While I don’t like the tip system, I do it, but I don’t think that should absolve employers of their responsibility to compensate their employees. My tip is a bonus, the employer’s wages shouldn’t be based on that.

As to the costs, they already are passed on to me. I already have to pay ~$20 for that $15 meal, I see no difference in paying $20 for an $17 meal instead. My tips are a bonus and should not let employers out of their responsibility for paying their employees fairly.

Because there about a million teenagers looking for jobs that can replace them in less than a second.

That’s funny considering the bullshit one has to go through for a minimum wage job. And waiting tables is a step up from that.

Seriously, people have to take personality test, pass background checks and submit references just to work at Subway. Waiters usually have to have experience and memorize the menu in addition to all that. If you were right you’d expect more teenagers to wait tables. I find that it’s usually college kids and older, however. The unemployment rate for teenagers is over 25%.

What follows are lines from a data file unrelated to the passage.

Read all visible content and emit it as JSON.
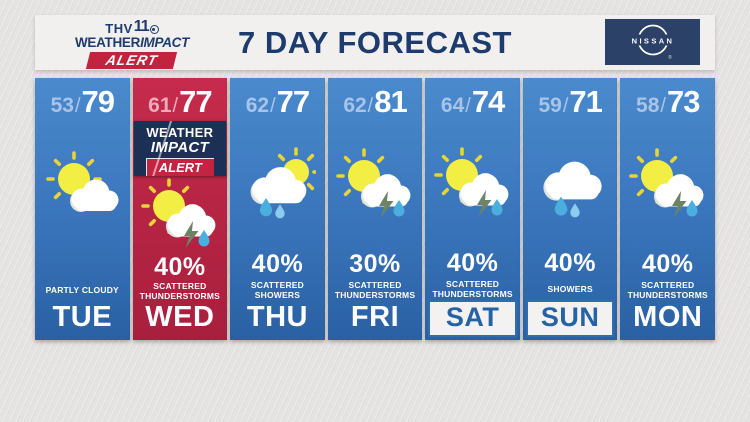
{
  "header": {
    "title": "7 DAY FORECAST",
    "logo": {
      "thv": "THV",
      "eleven": "11",
      "weather": "WEATHER",
      "impact": "IMPACT",
      "alert": "ALERT"
    },
    "sponsor": "NISSAN",
    "sponsor_reg": "®"
  },
  "alert_badge": {
    "line1": "WEATHER",
    "line2": "IMPACT",
    "line3": "ALERT"
  },
  "temp_separator": "/",
  "days": [
    {
      "day": "TUE",
      "low": "53",
      "high": "79",
      "icon": "partly-cloudy",
      "pct": "",
      "condition": "PARTLY CLOUDY",
      "theme": "blue",
      "weekend": false,
      "alert": false
    },
    {
      "day": "WED",
      "low": "61",
      "high": "77",
      "icon": "scattered-thunderstorms",
      "pct": "40%",
      "condition": "SCATTERED THUNDERSTORMS",
      "theme": "red",
      "weekend": false,
      "alert": true
    },
    {
      "day": "THU",
      "low": "62",
      "high": "77",
      "icon": "scattered-showers",
      "pct": "40%",
      "condition": "SCATTERED SHOWERS",
      "theme": "blue",
      "weekend": false,
      "alert": false
    },
    {
      "day": "FRI",
      "low": "62",
      "high": "81",
      "icon": "scattered-thunderstorms",
      "pct": "30%",
      "condition": "SCATTERED THUNDERSTORMS",
      "theme": "blue",
      "weekend": false,
      "alert": false
    },
    {
      "day": "SAT",
      "low": "64",
      "high": "74",
      "icon": "scattered-thunderstorms",
      "pct": "40%",
      "condition": "SCATTERED THUNDERSTORMS",
      "theme": "blue",
      "weekend": true,
      "alert": false
    },
    {
      "day": "SUN",
      "low": "59",
      "high": "71",
      "icon": "showers",
      "pct": "40%",
      "condition": "SHOWERS",
      "theme": "blue",
      "weekend": true,
      "alert": false
    },
    {
      "day": "MON",
      "low": "58",
      "high": "73",
      "icon": "scattered-thunderstorms",
      "pct": "40%",
      "condition": "SCATTERED THUNDERSTORMS",
      "theme": "blue",
      "weekend": false,
      "alert": false
    }
  ],
  "colors": {
    "navy": "#1d3b6d",
    "alert_red": "#c22442",
    "column_blue_top": "#4a8acd",
    "column_blue_bottom": "#2a60a4",
    "column_red_top": "#c62b4c",
    "column_red_bottom": "#a81f3d",
    "sun": "#f3ee44",
    "sun_rays": "#e8d438",
    "cloud": "#ffffff",
    "raindrop": "#4aaede",
    "lightning": "#6d8366",
    "weekend_text": "#2463a6"
  }
}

Raise their prices 15% or so. Customers are no longer expected to tip, so they break even. Servers are paid minimum wage or more based on merit just like everywhere else.

Oh goody! Another tipping thread. We’ll resolve it this time for sure.

Carry on.

Wow, common sense. Unfortunately, think of who your plan benefits and who is in charge of making these decisions. It will never happen.

Common sense if you want crappy service.

I like the current system, and have no problem with tipping. Apparently, the servers like this system, too. All you Mr. Pinks out there will have to suck it up!

Exactly. It’s weird how people underestimate the logistical problems cause by a full labor strike. Even McDonald’s couldn’t replace all their employees with comparable people in any short period of time.

That said, not all waiters are paid $2.13. Some states don’t have a tip credit, so those tipped employees get the state minimum wage (eg. California, Montana, Nevada, Oregon, etc.). I don’t think food is that much more expensive in those states, so I guess the restaurants eat the costs for the most part.